Em um ponto da sessão, um senador ergueu uma capa que mostrava um homem com um machado ensanguentado segurando a cabeça decepada de uma mulher. “Você acha que isso é de bom-tom?”, ele teria perguntado. Ao que Gaines respondeu: “É de bom-tom... para um comic de horror”.

Virou manchete

Em pânico, a indústria optou por se autorregular e criou um órgão e um código para a censura. Gaines afirmou ironicamente que “nós da EC esperamos uma queda imediata nos crimes e delinquência”. Com a nova regra, os super-heróis também sofreram.
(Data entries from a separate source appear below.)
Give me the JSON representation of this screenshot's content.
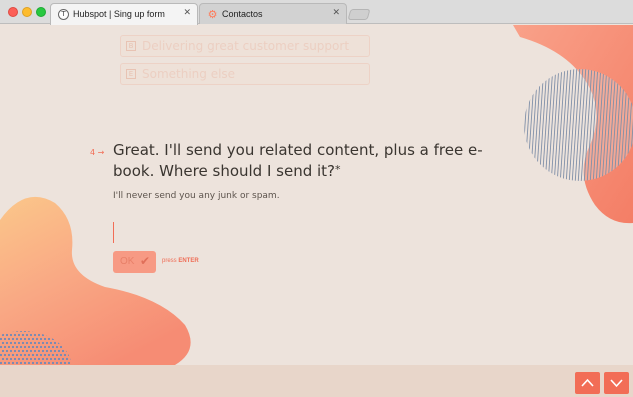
{
  "browser": {
    "tabs": [
      {
        "title": "Hubspot | Sing up form",
        "favicon": "T",
        "close": "✕",
        "active": true
      },
      {
        "title": "Contactos",
        "favicon": "hubspot-logo",
        "close": "✕",
        "active": false
      }
    ]
  },
  "form": {
    "previous_options": [
      {
        "key": "B",
        "label": "Delivering great customer support"
      },
      {
        "key": "E",
        "label": "Something else"
      }
    ],
    "question": {
      "number": "4 →",
      "title": "Great. I'll send you related content, plus a free e-book. Where should I send it?",
      "required_marker": "*",
      "description": "I'll never send you any junk or spam."
    },
    "answer": {
      "value": ""
    },
    "ok_button": {
      "label": "OK",
      "icon": "checkmark-icon"
    },
    "hint": {
      "prefix": "press",
      "key": "ENTER"
    }
  },
  "footer": {
    "nav_up_icon": "chevron-up-icon",
    "nav_down_icon": "chevron-down-icon"
  },
  "colors": {
    "accent": "#f26d56",
    "background": "#ede3dc",
    "text": "#3a3530",
    "footer": "#e8d6ca"
  }
}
Toda história que pudesse ser considerada subversiva era vetada. “Esse foi um ponto de virada. As vendas caíram conforme linhas de quadrinhos eram canceladas”, diz Sabin. O número de títulos caiu pela metade entre 1954 e 1956.

Nova era

As HQs nunca mais alcançaram os mesmos níveis de venda. O revival dos super-heróis teve início em 1956, com a primeira aparição do novo Flash, inspirado no herói da década de 40. O clima de guerra fria favorecia narrativas voltadas para a ciência. Logo, a DC revitalizaria uma série de outros heróis, como o Átomo. Stan Lee, da Marvel, desenvolveu o conceito de “marvelita”, o fã que compra todos os quadrinhos da marca.

Nos anos 60, por influência da pop art, as HQs voltaram à moda. Mas até o Pantera Negra, criado para refletir o movimento por direitos civis, foi recebido com ceticismo. “O fim dos anos 60 foi um período turbulento, a geração que havia sobrevivido à Segunda Guerra parecia em descompasso com os jovens que rompiam a tradição. A Guerra do Vietnã tinha começado e se tornou um conflito entre gerações. Os heróis eram parte do establishment”, diz Krensky.